Thursday, November 10, 2016

Sometimes the hardest part about being a writer is reaching the end of the workday and feeling like I wasted my time.

I had a very productive day: wrote 11 pages, did some key research, outlined another project and even organized the top of my desk…yet when I stopped work for the day I felt a sense of incompleteness.

As authors we are encouraged to feel satisfaction and accomplishment from showing up every day at our computers and putting even a few words on the page. I wonder if there are other authors who often leave their desk frustrated or filled with fear they are wasting their time and cheating their families from a “real paycheck?”

I stood in front of our family room window after work today, sipping decaf coffee watching a new neighbor building their home. Excavators were digging a septic system. Concrete workers prepared the garage floor to be poured, while others sealed the concrete basement so it could be backfilled.

Watching these hardworking people I knew they would go home feeling they accomplished something. The house wasn’t complete, just like my novel wasn’t complete. So why can’t I feel their sense of having worked hard today.

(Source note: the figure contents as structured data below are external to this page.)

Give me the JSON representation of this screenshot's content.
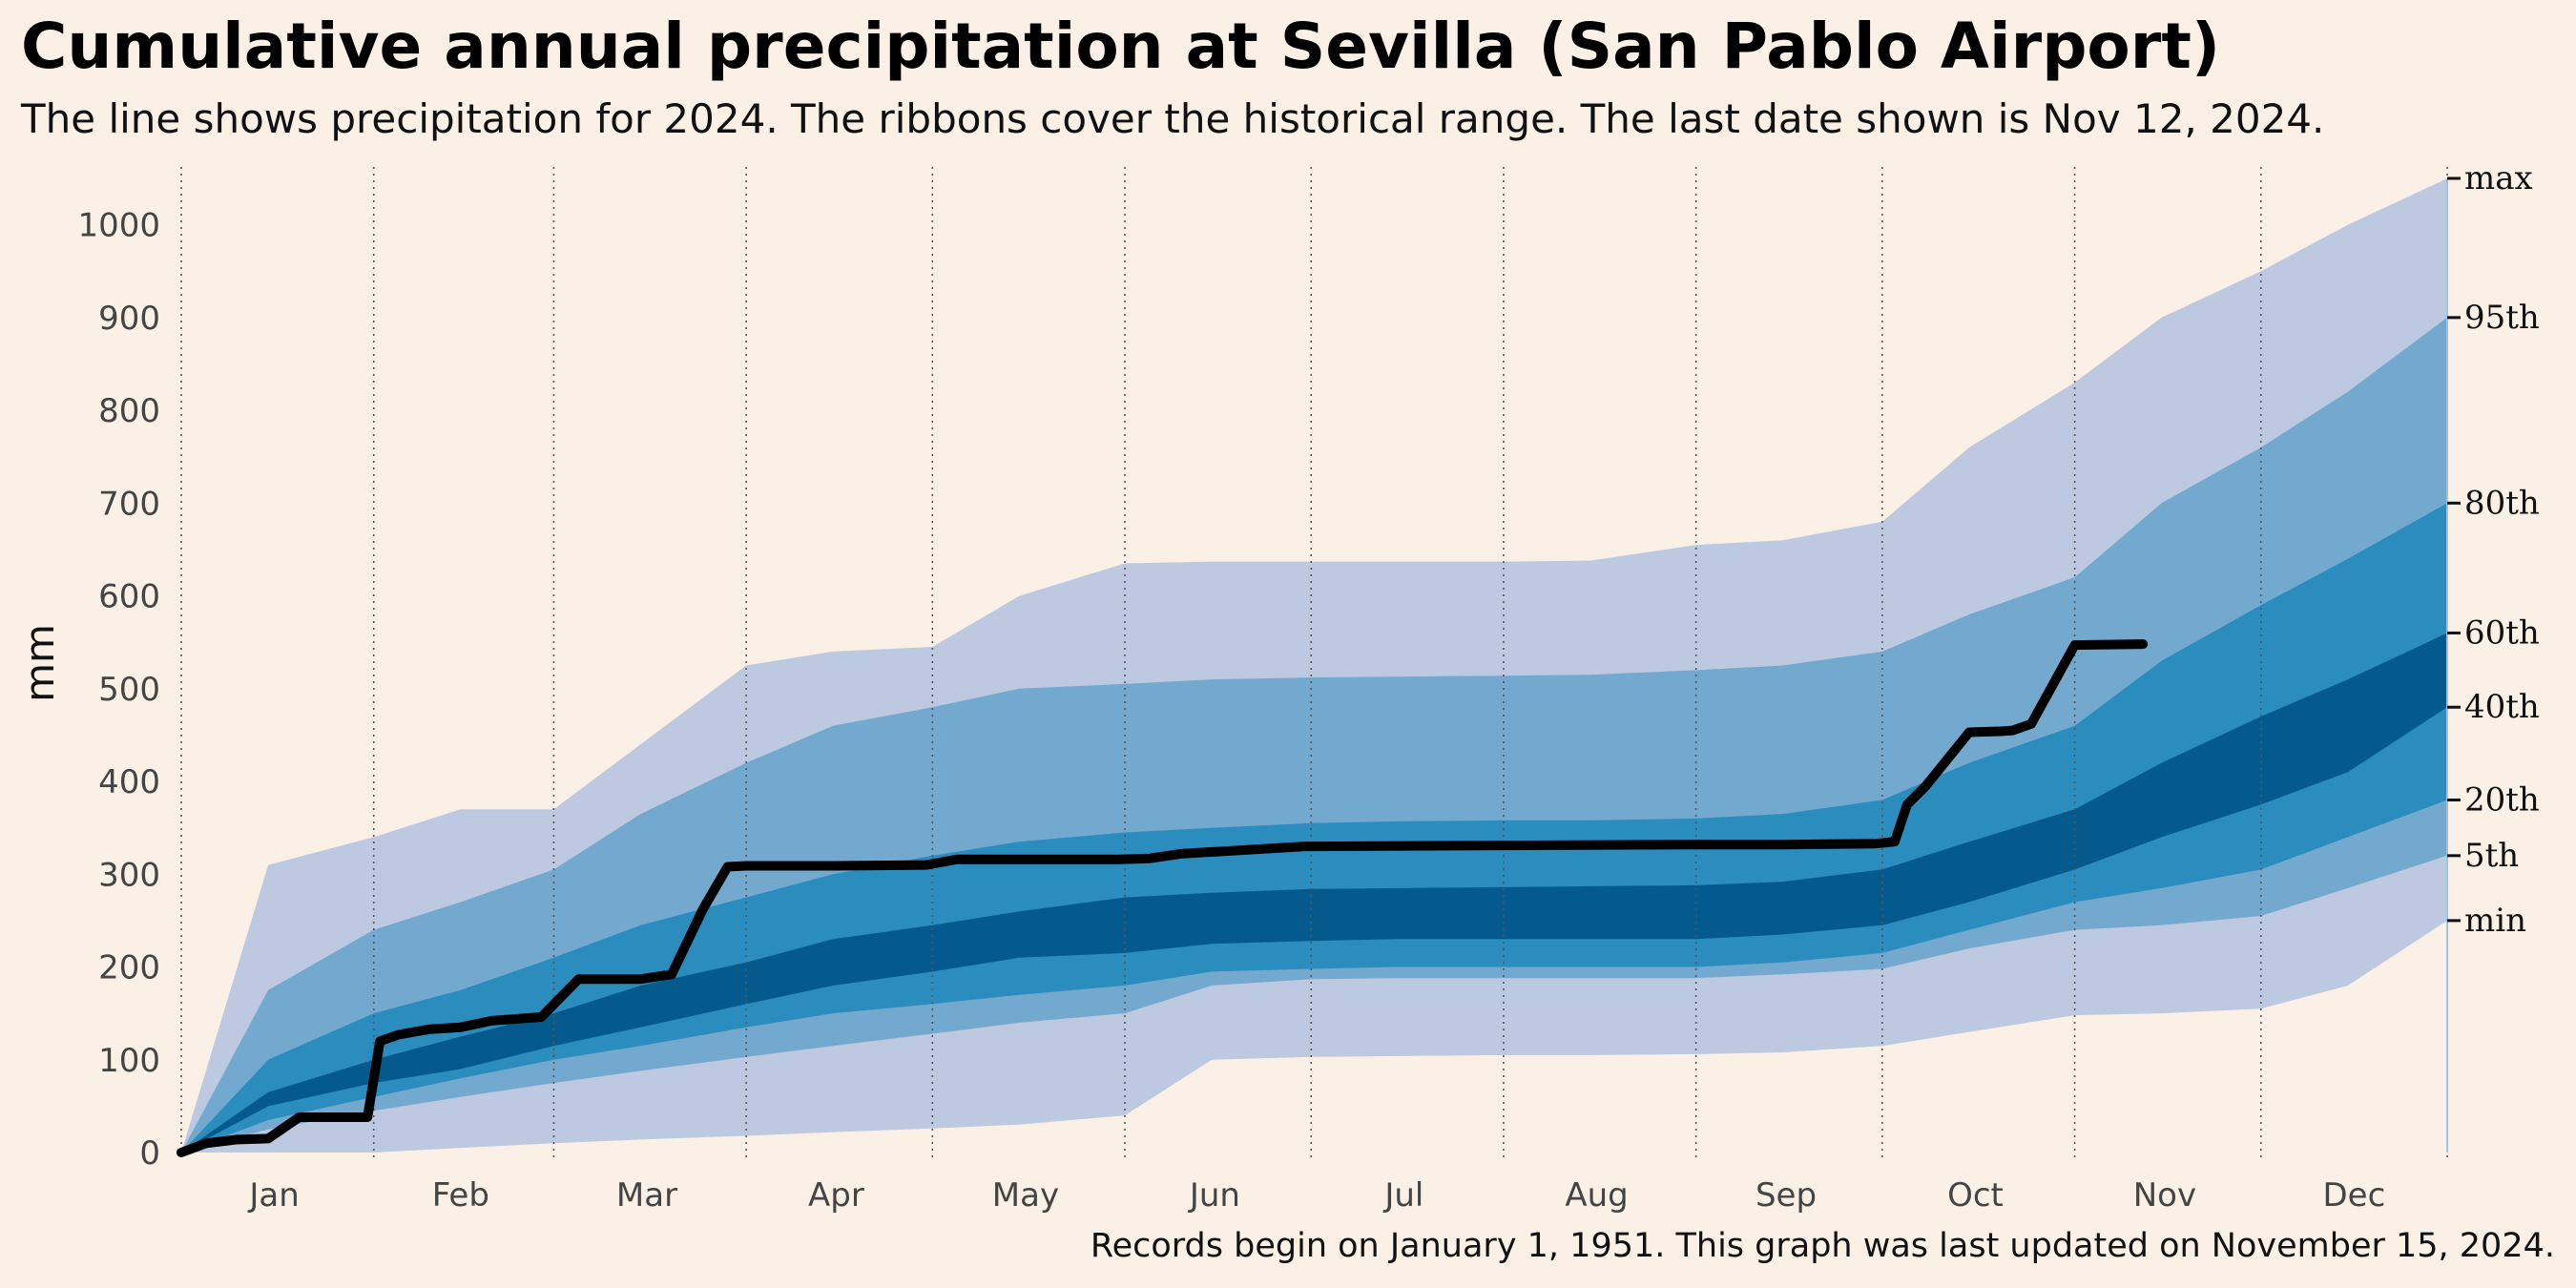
{
  "title": "Cumulative annual precipitation at Sevilla (San Pablo Airport)",
  "subtitle": "The line shows precipitation for 2024. The ribbons cover the historical range. The last date shown is Nov 12, 2024.",
  "footnote": "Records begin on January 1, 1951. This graph was last updated on November 15, 2024.",
  "colors": {
    "background": "#fbf0e6",
    "band_outer": "#bdc8e1",
    "band_mid": "#74a9cf",
    "band_inner": "#2b8cbe",
    "band_center": "#045a8d",
    "line_2024": "#000000"
  },
  "chart_data": {
    "type": "area",
    "ylabel": "mm",
    "ylim": [
      0,
      1050
    ],
    "yticks": [
      0,
      100,
      200,
      300,
      400,
      500,
      600,
      700,
      800,
      900,
      1000
    ],
    "month_labels": [
      "Jan",
      "Feb",
      "Mar",
      "Apr",
      "May",
      "Jun",
      "Jul",
      "Aug",
      "Sep",
      "Oct",
      "Nov",
      "Dec"
    ],
    "grid": "vertical dotted lines at month boundaries",
    "x": [
      "Jan 1",
      "Jan 15",
      "Feb 1",
      "Feb 15",
      "Mar 1",
      "Mar 15",
      "Apr 1",
      "Apr 15",
      "May 1",
      "May 15",
      "Jun 1",
      "Jun 15",
      "Jul 1",
      "Jul 15",
      "Aug 1",
      "Aug 15",
      "Sep 1",
      "Sep 15",
      "Oct 1",
      "Oct 15",
      "Nov 1",
      "Nov 15",
      "Dec 1",
      "Dec 15",
      "Dec 31"
    ],
    "bands": [
      {
        "name": "min",
        "values": [
          0,
          0,
          0,
          5,
          10,
          14,
          18,
          22,
          26,
          30,
          40,
          100,
          103,
          104,
          105,
          105,
          106,
          108,
          115,
          130,
          148,
          150,
          155,
          180,
          250
        ]
      },
      {
        "name": "5th",
        "values": [
          0,
          25,
          45,
          60,
          75,
          88,
          103,
          115,
          128,
          140,
          150,
          180,
          187,
          188,
          188,
          188,
          188,
          192,
          198,
          220,
          240,
          245,
          255,
          285,
          320
        ]
      },
      {
        "name": "20th",
        "values": [
          0,
          35,
          60,
          80,
          100,
          115,
          135,
          150,
          160,
          170,
          180,
          195,
          198,
          200,
          200,
          200,
          200,
          205,
          215,
          240,
          270,
          285,
          305,
          340,
          380
        ]
      },
      {
        "name": "40th",
        "values": [
          0,
          50,
          75,
          90,
          115,
          135,
          160,
          180,
          195,
          210,
          215,
          225,
          228,
          230,
          230,
          230,
          230,
          235,
          245,
          270,
          305,
          340,
          375,
          410,
          480
        ]
      },
      {
        "name": "60th",
        "values": [
          0,
          65,
          100,
          125,
          150,
          180,
          205,
          230,
          245,
          260,
          275,
          280,
          284,
          285,
          286,
          287,
          288,
          292,
          305,
          335,
          370,
          420,
          470,
          510,
          560
        ]
      },
      {
        "name": "80th",
        "values": [
          0,
          100,
          150,
          175,
          210,
          245,
          275,
          300,
          320,
          335,
          345,
          350,
          355,
          357,
          358,
          358,
          360,
          365,
          380,
          420,
          460,
          530,
          590,
          640,
          700
        ]
      },
      {
        "name": "95th",
        "values": [
          0,
          175,
          240,
          270,
          305,
          365,
          420,
          460,
          480,
          500,
          505,
          510,
          512,
          513,
          514,
          515,
          520,
          525,
          540,
          580,
          620,
          700,
          760,
          820,
          900
        ]
      },
      {
        "name": "max",
        "values": [
          0,
          310,
          340,
          370,
          370,
          440,
          525,
          540,
          545,
          600,
          635,
          637,
          637,
          637,
          637,
          638,
          655,
          660,
          680,
          760,
          830,
          900,
          950,
          1000,
          1050
        ]
      }
    ],
    "series": [
      {
        "x": [
          "Jan 1",
          "Jan 5",
          "Jan 10",
          "Jan 15",
          "Jan 20",
          "Jan 31",
          "Feb 2",
          "Feb 5",
          "Feb 10",
          "Feb 15",
          "Feb 20",
          "Feb 28",
          "Mar 5",
          "Mar 10",
          "Mar 15",
          "Mar 20",
          "Mar 25",
          "Mar 29",
          "Apr 1",
          "Apr 5",
          "Apr 15",
          "Apr 30",
          "May 5",
          "May 31",
          "Jun 5",
          "Jun 10",
          "Jun 30",
          "Jul 31",
          "Aug 31",
          "Sep 15",
          "Sep 30",
          "Oct 3",
          "Oct 5",
          "Oct 8",
          "Oct 15",
          "Oct 20",
          "Oct 22",
          "Oct 25",
          "Nov 1",
          "Nov 12"
        ],
        "values": [
          0,
          10,
          14,
          15,
          38,
          38,
          120,
          127,
          133,
          135,
          142,
          146,
          187,
          187,
          187,
          192,
          262,
          308,
          309,
          309,
          309,
          310,
          316,
          316,
          317,
          322,
          330,
          331,
          332,
          332,
          333,
          335,
          375,
          395,
          453,
          454,
          455,
          462,
          547,
          548
        ]
      }
    ],
    "right_labels": [
      {
        "label": "max",
        "value": 1050
      },
      {
        "label": "95th",
        "value": 900
      },
      {
        "label": "80th",
        "value": 700
      },
      {
        "label": "60th",
        "value": 560
      },
      {
        "label": "40th",
        "value": 480
      },
      {
        "label": "20th",
        "value": 380
      },
      {
        "label": "5th",
        "value": 320
      },
      {
        "label": "min",
        "value": 250
      }
    ]
  }
}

My conclusion is this: First, they are being paid every day for their accomplishment. Second, they have bosses and co-workers telling them (hopefully regularly) job well done.

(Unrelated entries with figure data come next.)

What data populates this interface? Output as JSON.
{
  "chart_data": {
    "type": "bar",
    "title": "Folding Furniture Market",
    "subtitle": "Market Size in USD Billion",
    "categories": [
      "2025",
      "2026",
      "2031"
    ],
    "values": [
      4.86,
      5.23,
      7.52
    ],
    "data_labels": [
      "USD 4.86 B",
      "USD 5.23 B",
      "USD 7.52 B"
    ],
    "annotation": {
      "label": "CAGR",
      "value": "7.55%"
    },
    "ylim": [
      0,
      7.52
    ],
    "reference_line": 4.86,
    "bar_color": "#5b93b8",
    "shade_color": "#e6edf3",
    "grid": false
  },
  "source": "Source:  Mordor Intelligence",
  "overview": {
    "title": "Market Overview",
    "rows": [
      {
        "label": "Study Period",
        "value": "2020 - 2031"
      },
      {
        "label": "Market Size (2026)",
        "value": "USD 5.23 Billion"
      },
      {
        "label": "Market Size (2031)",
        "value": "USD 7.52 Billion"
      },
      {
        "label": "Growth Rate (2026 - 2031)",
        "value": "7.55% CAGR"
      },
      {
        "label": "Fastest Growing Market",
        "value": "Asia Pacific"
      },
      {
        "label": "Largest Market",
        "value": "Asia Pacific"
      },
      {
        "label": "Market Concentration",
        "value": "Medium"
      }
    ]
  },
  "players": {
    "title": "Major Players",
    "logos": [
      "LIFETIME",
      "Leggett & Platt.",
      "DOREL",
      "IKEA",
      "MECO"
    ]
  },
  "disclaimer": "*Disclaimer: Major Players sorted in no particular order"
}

I love what I do, but I enter each day not knowing if the work I do today will ever generate interest or income. Quite frankly, most of us need income. And that income is also a validation of our efforts, paid to most, daily, weekly or bi-weekly.  Even writers earning a decent income can’t be sure what they write will be accepted as payment worthy.

And honestly, the only “person” telling me good job at the end of the day is my cat. He feels MY day is worthwhile if I allowed him to sit on my hands while I attempt to type, and if I let him walk all over my notes and mix them up. Today, he gave my chin an extra head bump reward because I successfully kept typing while his tail moved across the keyboard and his paws stepped on the mouse pad.

I’ve read the books telling writers if you write 500 words each day you are succeeding. Plus, all the other seminar-style, ego boosting statements to help writers feel good about our production, and not beaten up when we can’t write anything more than our name at the top of the page. My intellectual brain buys it; but my Xanax eating, wine guzzling, brain doesn’t.

Some days we just need an atta-girl and a paycheck. This life definitely isn’t for everyone, which is where the Xanax and wine come in really handy.